'Fun Home' Musical Diminishes Alison Bechdel's Coming Out

After the actors had all taken their bows to thunderous applause at the San Francisco premiere of Jeanine Tesori and Lisa Kron's musical Fun Home, Carole Shorenstein Hays -- the flamboyant theater producer and owner of the newly refurbished Curran Theater -- handed a microphone to Alison Bechdel and essentially demanded that she speak.

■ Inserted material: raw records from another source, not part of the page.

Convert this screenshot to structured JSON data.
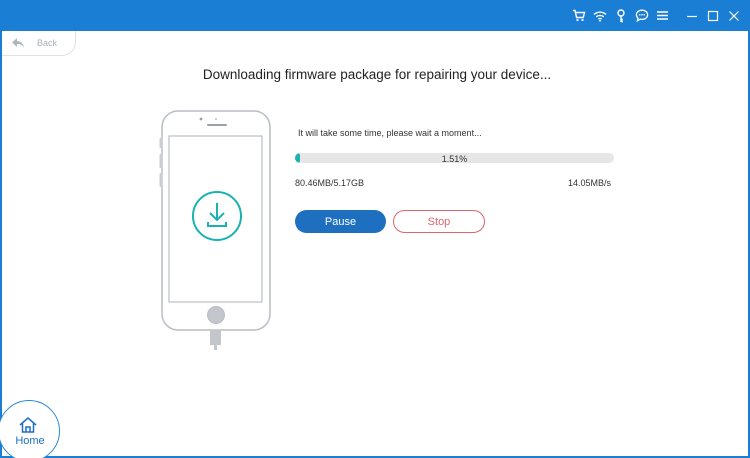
{
  "window": {
    "titlebar_icons": [
      "cart-icon",
      "wifi-icon",
      "key-icon",
      "feedback-icon",
      "menu-icon",
      "minimize-icon",
      "maximize-icon",
      "close-icon"
    ],
    "colors": {
      "titlebar": "#1a7fd4",
      "accent": "#1f6fc0",
      "progress": "#1ab2b0",
      "stop": "#e0646b"
    }
  },
  "nav": {
    "back_label": "Back"
  },
  "main": {
    "headline": "Downloading firmware package for repairing your device...",
    "wait_message": "It will take some time, please wait a moment...",
    "progress": {
      "percent_label": "1.51%",
      "fraction": 0.0151
    },
    "downloaded": "80.46MB/5.17GB",
    "speed": "14.05MB/s",
    "pause_label": "Pause",
    "stop_label": "Stop"
  },
  "home": {
    "label": "Home"
  }
}
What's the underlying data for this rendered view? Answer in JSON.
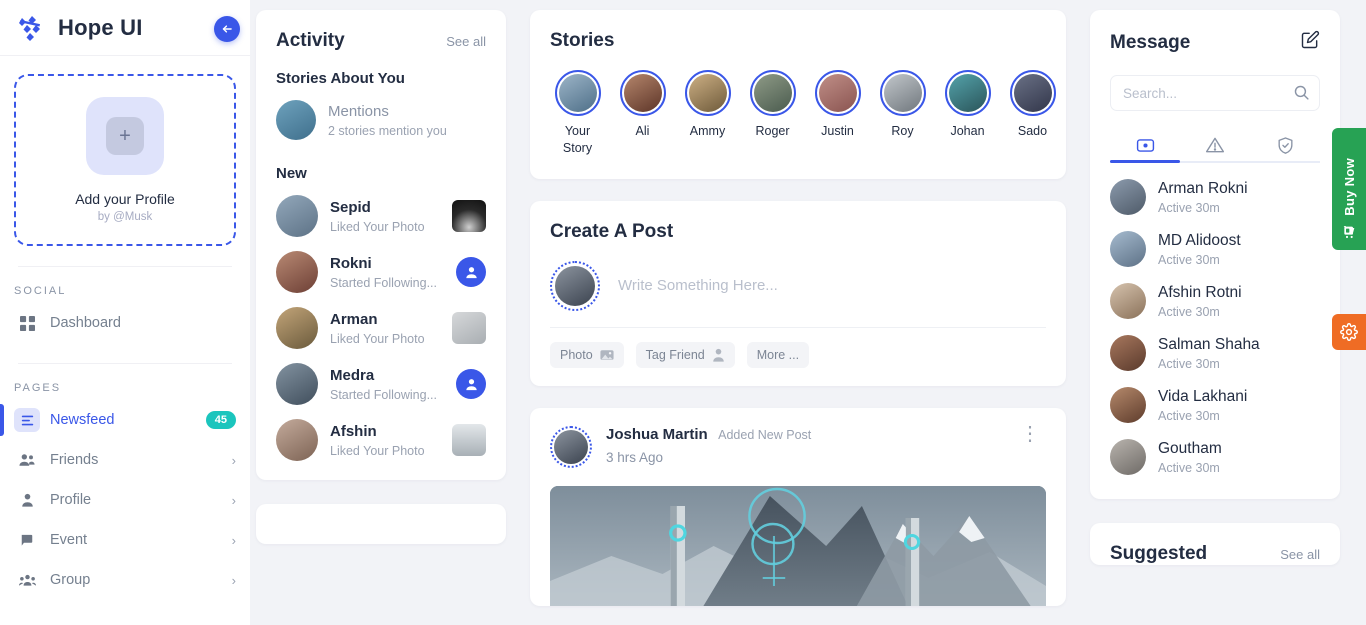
{
  "brand": {
    "title": "Hope UI",
    "logo_icon": "hope-ui-logo"
  },
  "sidebar": {
    "collapse_icon": "arrow-left-icon",
    "profile_card": {
      "plus_icon": "plus-icon",
      "title": "Add your Profile",
      "subtitle": "by @Musk"
    },
    "sections": [
      {
        "label": "SOCIAL",
        "items": [
          {
            "label": "Dashboard",
            "icon": "grid-icon",
            "active": false,
            "badge": null,
            "chevron": false
          }
        ]
      },
      {
        "label": "PAGES",
        "items": [
          {
            "label": "Newsfeed",
            "icon": "feed-icon",
            "active": true,
            "badge": "45",
            "chevron": false
          },
          {
            "label": "Friends",
            "icon": "friends-icon",
            "active": false,
            "badge": null,
            "chevron": true
          },
          {
            "label": "Profile",
            "icon": "person-icon",
            "active": false,
            "badge": null,
            "chevron": true
          },
          {
            "label": "Event",
            "icon": "event-flag-icon",
            "active": false,
            "badge": null,
            "chevron": true
          },
          {
            "label": "Group",
            "icon": "group-icon",
            "active": false,
            "badge": null,
            "chevron": true
          }
        ]
      }
    ]
  },
  "activity": {
    "title": "Activity",
    "see_all": "See all",
    "stories_about_you_heading": "Stories About You",
    "mentions": {
      "name": "Mentions",
      "sub": "2 stories mention you",
      "avatar_color": "#5c8fb0"
    },
    "new_heading": "New",
    "items": [
      {
        "name": "Sepid",
        "sub": "Liked Your Photo",
        "trailing": "thumb",
        "avatar_color": "#7c93a8",
        "thumb_color": "#2a2a2a"
      },
      {
        "name": "Rokni",
        "sub": "Started Following...",
        "trailing": "follow",
        "avatar_color": "#8d5c4e",
        "thumb_color": ""
      },
      {
        "name": "Arman",
        "sub": "Liked Your Photo",
        "trailing": "thumb",
        "avatar_color": "#9c8260",
        "thumb_color": "#b9bcbe"
      },
      {
        "name": "Medra",
        "sub": "Started Following...",
        "trailing": "follow",
        "avatar_color": "#5e6c7a",
        "thumb_color": ""
      },
      {
        "name": "Afshin",
        "sub": "Liked Your Photo",
        "trailing": "thumb",
        "avatar_color": "#a08b7d",
        "thumb_color": "#c2c8cc"
      }
    ],
    "follow_icon": "add-person-icon"
  },
  "stories": {
    "title": "Stories",
    "items": [
      {
        "name": "Your Story",
        "avatar_color": "#6d8aa5"
      },
      {
        "name": "Ali",
        "avatar_color": "#8a5f4c"
      },
      {
        "name": "Ammy",
        "avatar_color": "#a3875f"
      },
      {
        "name": "Roger",
        "avatar_color": "#6f7f6a"
      },
      {
        "name": "Justin",
        "avatar_color": "#b07d78"
      },
      {
        "name": "Roy",
        "avatar_color": "#98a0a6"
      },
      {
        "name": "Johan",
        "avatar_color": "#3f7f86"
      },
      {
        "name": "Sado",
        "avatar_color": "#4a4f63"
      }
    ]
  },
  "create_post": {
    "title": "Create A Post",
    "placeholder": "Write Something Here...",
    "avatar_color": "#4e5866",
    "actions": [
      {
        "label": "Photo",
        "icon": "photo-icon"
      },
      {
        "label": "Tag Friend",
        "icon": "person-icon"
      },
      {
        "label": "More ...",
        "icon": ""
      }
    ]
  },
  "feed_post": {
    "author": "Joshua Martin",
    "action": "Added New Post",
    "time": "3 hrs Ago",
    "menu_icon": "kebab-menu-icon",
    "avatar_color": "#4e5866"
  },
  "message": {
    "title": "Message",
    "compose_icon": "compose-edit-icon",
    "search_placeholder": "Search...",
    "search_value": "",
    "search_icon": "search-icon",
    "tabs": [
      {
        "icon": "chat-bubble-icon",
        "active": true
      },
      {
        "icon": "alert-triangle-icon",
        "active": false
      },
      {
        "icon": "shield-check-icon",
        "active": false
      }
    ],
    "contacts": [
      {
        "name": "Arman Rokni",
        "status": "Active 30m",
        "avatar_color": "#6b7a8c"
      },
      {
        "name": "MD Alidoost",
        "status": "Active 30m",
        "avatar_color": "#8296ad"
      },
      {
        "name": "Afshin Rotni",
        "status": "Active 30m",
        "avatar_color": "#b79d86"
      },
      {
        "name": "Salman Shaha",
        "status": "Active 30m",
        "avatar_color": "#8b6a55"
      },
      {
        "name": "Vida Lakhani",
        "status": "Active 30m",
        "avatar_color": "#9a7158"
      },
      {
        "name": "Goutham",
        "status": "Active 30m",
        "avatar_color": "#9b9791"
      }
    ]
  },
  "suggested": {
    "title": "Suggested",
    "see_all": "See all"
  },
  "floating": {
    "buy_now": {
      "label": "Buy Now",
      "icon": "cart-icon",
      "color": "#27a254"
    },
    "settings": {
      "icon": "gear-icon",
      "color": "#ef6c24"
    }
  },
  "colors": {
    "accent": "#3a57e8",
    "badge": "#1bc5bd",
    "page_bg": "#f2f3f7"
  }
}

Bechdel, whose 2006 autobiographical graphic novel of the same title was the basis for the evening's entertainment, spoke graciously and with great poise both about the production and our country's current political situation. She was brief and made no grand statements. Yet there was something about the way the 56-year old graphic novelist carried herself that was so vivid and human, it threw into relief many of the problems and tensions within Tesori and Kron's lovely but flawed attempt to give theatrical life to Bechdel's actual life. It rarely happens, but the real thing shone brighter than the entertainment.

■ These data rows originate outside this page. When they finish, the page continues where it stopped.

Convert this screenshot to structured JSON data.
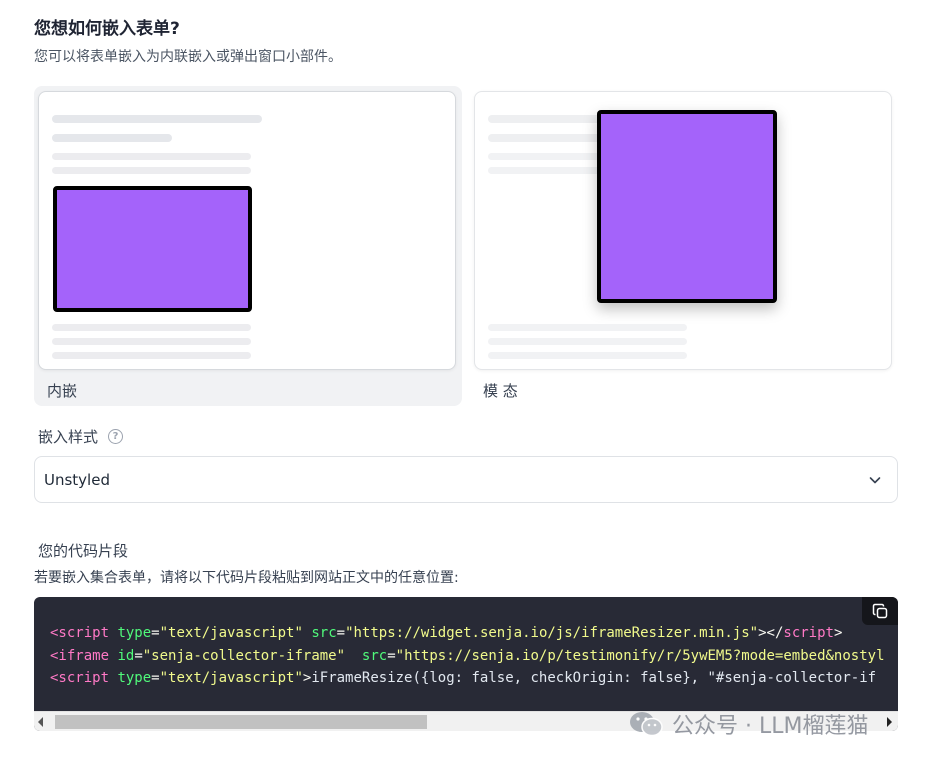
{
  "header": {
    "title": "您想如何嵌入表单?",
    "subtitle": "您可以将表单嵌入为内联嵌入或弹出窗口小部件。"
  },
  "embed_options": [
    {
      "label": "内嵌",
      "selected": true,
      "box_color": "#a463fa"
    },
    {
      "label": "模 态",
      "selected": false,
      "box_color": "#a463fa"
    }
  ],
  "embed_style": {
    "label": "嵌入样式",
    "help_icon": "question-circle-icon",
    "value": "Unstyled"
  },
  "snippet": {
    "label": "您的代码片段",
    "description": "若要嵌入集合表单，请将以下代码片段粘贴到网站正文中的任意位置:",
    "copy_icon": "copy-icon",
    "lines": [
      [
        {
          "t": "<script",
          "c": "tag"
        },
        {
          "t": " ",
          "c": "plain"
        },
        {
          "t": "type",
          "c": "attr"
        },
        {
          "t": "=",
          "c": "plain"
        },
        {
          "t": "\"text/javascript\"",
          "c": "str"
        },
        {
          "t": " ",
          "c": "plain"
        },
        {
          "t": "src",
          "c": "attr"
        },
        {
          "t": "=",
          "c": "plain"
        },
        {
          "t": "\"https://widget.senja.io/js/iframeResizer.min.js\"",
          "c": "str"
        },
        {
          "t": "></",
          "c": "plain"
        },
        {
          "t": "script",
          "c": "tag"
        },
        {
          "t": ">",
          "c": "plain"
        }
      ],
      [
        {
          "t": "<iframe",
          "c": "tag"
        },
        {
          "t": " ",
          "c": "plain"
        },
        {
          "t": "id",
          "c": "attr"
        },
        {
          "t": "=",
          "c": "plain"
        },
        {
          "t": "\"senja-collector-iframe\"",
          "c": "str"
        },
        {
          "t": "  ",
          "c": "plain"
        },
        {
          "t": "src",
          "c": "attr"
        },
        {
          "t": "=",
          "c": "plain"
        },
        {
          "t": "\"https://senja.io/p/testimonify/r/5ywEM5?mode=embed&nostyl",
          "c": "str"
        }
      ],
      [
        {
          "t": "<script",
          "c": "tag"
        },
        {
          "t": " ",
          "c": "plain"
        },
        {
          "t": "type",
          "c": "attr"
        },
        {
          "t": "=",
          "c": "plain"
        },
        {
          "t": "\"text/javascript\"",
          "c": "str"
        },
        {
          "t": ">",
          "c": "plain"
        },
        {
          "t": "iFrameResize({log: false, checkOrigin: false}, \"#senja-collector-if",
          "c": "js"
        }
      ]
    ]
  },
  "watermark": {
    "icon": "wechat-icon",
    "text": "公众号 · LLM榴莲猫"
  }
}
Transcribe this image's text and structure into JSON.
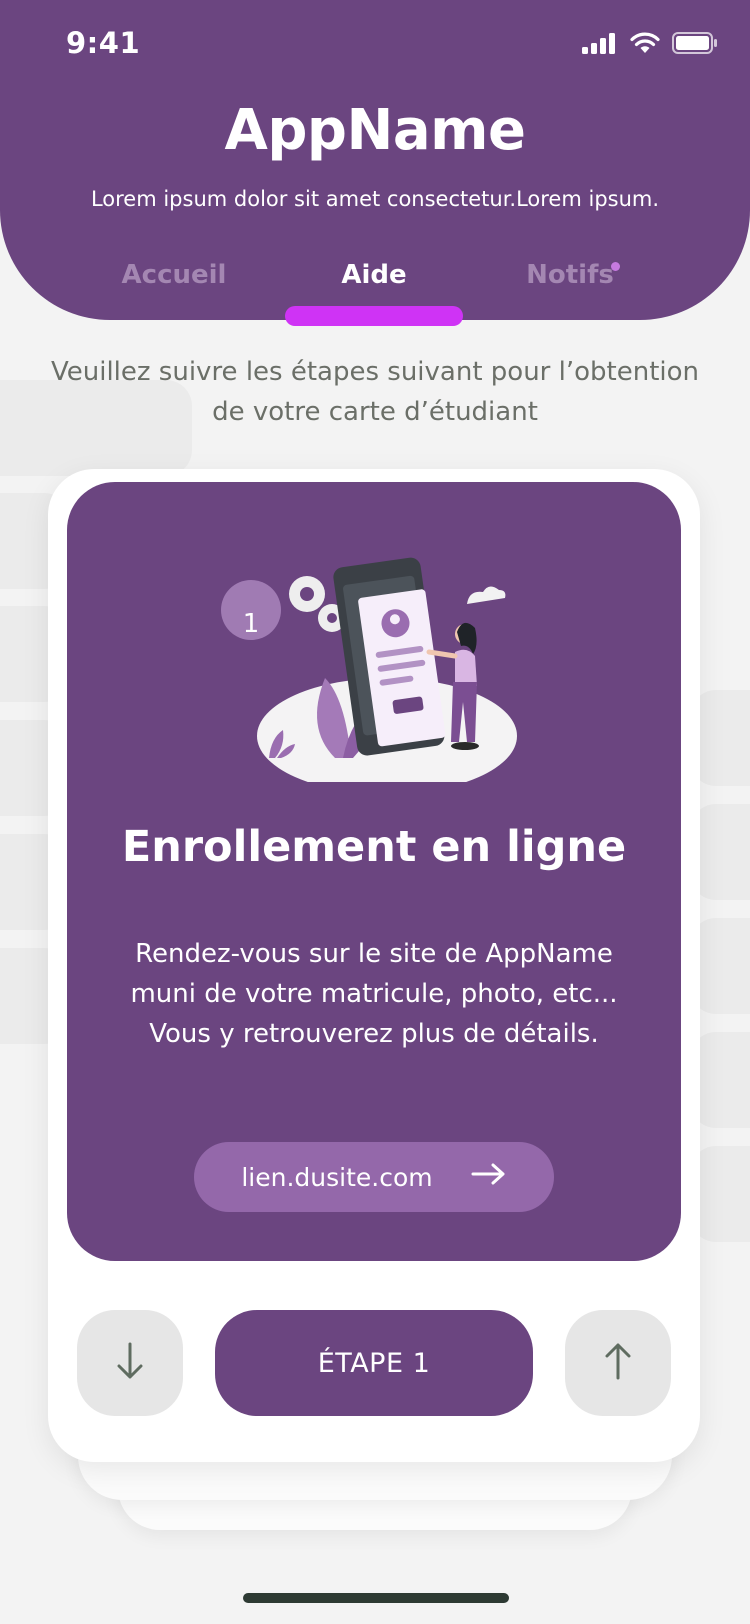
{
  "status_bar": {
    "time": "9:41",
    "icons": [
      "cellular-signal-icon",
      "wifi-icon",
      "battery-icon"
    ]
  },
  "header": {
    "title": "AppName",
    "subtitle": "Lorem ipsum dolor sit amet consectetur.Lorem ipsum.",
    "tabs": [
      {
        "label": "Accueil",
        "active": false
      },
      {
        "label": "Aide",
        "active": true
      },
      {
        "label": "Notifs",
        "active": false,
        "has_dot": true
      }
    ]
  },
  "instructions": "Veuillez suivre les étapes suivant pour l’obtention de votre carte d’étudiant",
  "step_card": {
    "step_number": "1",
    "title": "Enrollement en ligne",
    "description": "Rendez-vous sur le site de AppName muni de votre matricule, photo, etc... Vous y retrouverez plus de détails.",
    "link_label": "lien.dusite.com"
  },
  "controls": {
    "step_label": "ÉTAPE 1",
    "prev_icon": "arrow-down-icon",
    "next_icon": "arrow-up-icon"
  },
  "colors": {
    "primary": "#6b4580",
    "accent": "#cf33f5",
    "link_button": "#9468aa",
    "background": "#f3f3f3"
  }
}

Fun Home is an ambitiously structured drama, taking on the stories of three versions of "Alison" all at once: the child who intuits her father Bruce’s sexual preferences and finds secret solace with him; the young adult desperately in need of her family to recognize that she has, in coming out, become a fuller, slightly different version of herself; and the mature graphic novelist struggling to give shape to her father's sudden suicide at 44.

Memory plays are a notoriously difficult genre, and Fun Home loses shape and focus every time the adult Alison takes the lead. There's just not much for her to do except comment on the action. Worse, this unbalances and undercuts the force of the other two narratives, sometimes in trite ways

After a wrenching moment in which Bruce desperately tries to impress a member of the Allegheny Historical Society with the restoration of his Victorian house and the picture-book perfection of his family, the adult Alison says, “And he was gay. And I was gay. And he killed himself. And I… became a lesbian cartoonist.” The narratorial distance might work as a caption in a graphic novel. But on stage it comes off as a diminishment of actual pain. It turns suicide into a snappy one-liner.

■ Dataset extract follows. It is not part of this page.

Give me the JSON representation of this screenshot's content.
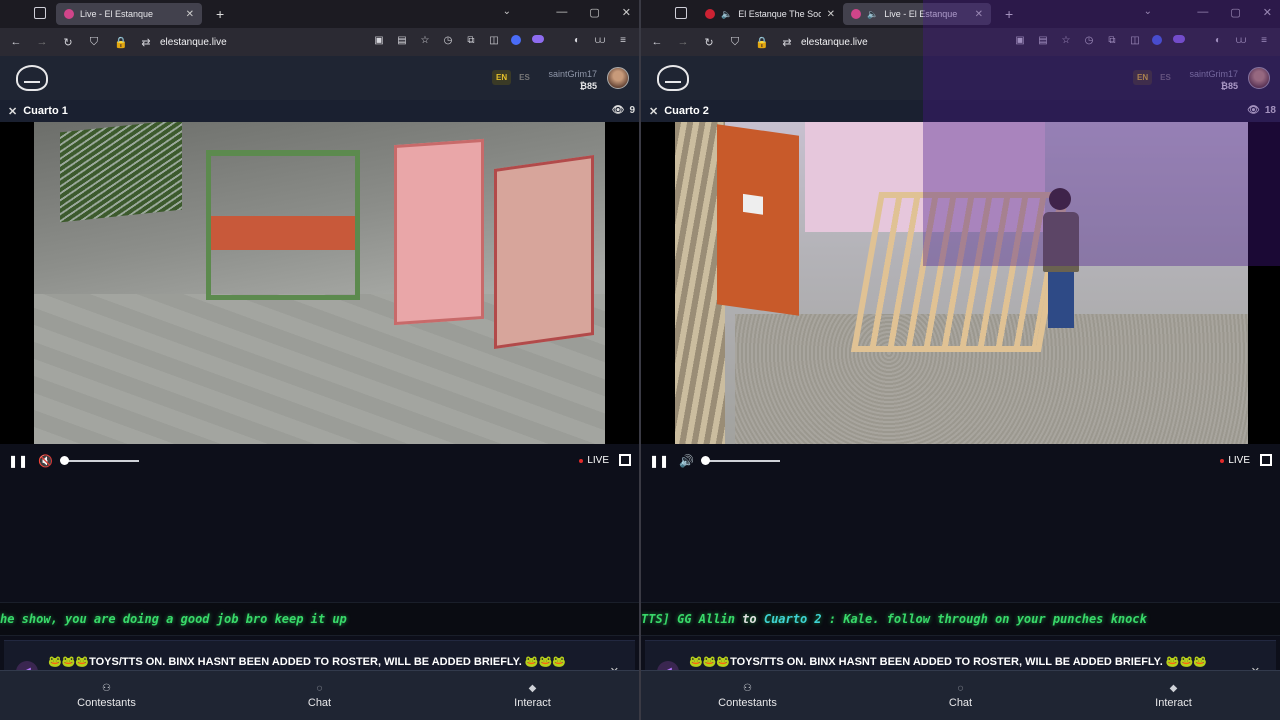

This tension between commentary and drama is not just a problem of the narration, but also present between Tesori's music and Kron's book. Kron is a fascinating writer, capable of taking unpromising dramatic ideas and weaving them into powerful, if lopsided, plays. (Her satisfying In the Wake premiered at the Berkeley Repertory Theatre in 2010). Yet Tesori's songs are often an incomplete realization of the complexity of Kron’s tougher, sharper artistic instincts.

There’s a brutal scene in which Bruce seduces his children’s babysitter and family handyman, Roy, while Alison’s mother Helen plays the piano in the next room. When Roy hesitates, Bruce snaps, “Don’t worry about her.” It’s a cutting line and a slick setup. Tesori’s music (“Helen’s Étude”) starts off in a promising manner, as Bruce and Helen sing in counterpoint. But at a little more than a minute and with the intrusion of Roy’s rather pedestrian observations and voice (“I know this type, this type of married guy”) the song is more of an explanation than a deepening of what has become a savage familial situation.

It’s not that this is beyond Tesori’s abilities. The lovely post-coital ode “Changing My Major” takes a beautiful stage image -- Alison admiring her first girlfriend Joan’s sleeping body -- and lets us revel in her sexual awakening and the joy and love that it inspires. As with the best of musical theater, you want to stay in the moment and song forever.

Yet most of best scenes occur when the piece is less of a musical, and more of a play with bits and pieces of music woven though it -- a trip to New York where Bruce sings Alison to sleep and then slips away to hunt for anonymous sex; an impromptu father-daughter concert of goofy songs during a visit home; and a car ride where Bruce offers to take Alison to a bar where “folks like, you know…” but can’t finish his thought when she reminds him that she’s not 21. Instead of show-stopping numbers that often feel like expressions of strength, here the music catches just how fragile family ties can be.

Fun Home has become a beloved piece -- it won five Tony Awards -- and when it succeeds you can understand why. We have so much to lose when parents die, when the mirror of family is wrested away and there is no one left to reflect the future for us. There are, sadly, some echoes in the work of the present political moment. On opening night in San Francisco, you could feel the audience embrace them: what does it mean to lose a world, even if it was an imperfect one?

That’s all to the good. But I think the piece misplays its strengths. Tesori’s music is tidy where it should be a fiery mess, and the traces of Broadway conventions (a reliance on pop pastiche and crowd-pleasing numbers) mute Kron’s shifty writing. And that brings us back to Bechdel. Drafted to speak at a moment of high drama, she was simply present, which is a gift that Fun Home the musical only intermittently rises to and achieves. Still, sometimes the imperfect is more than enough.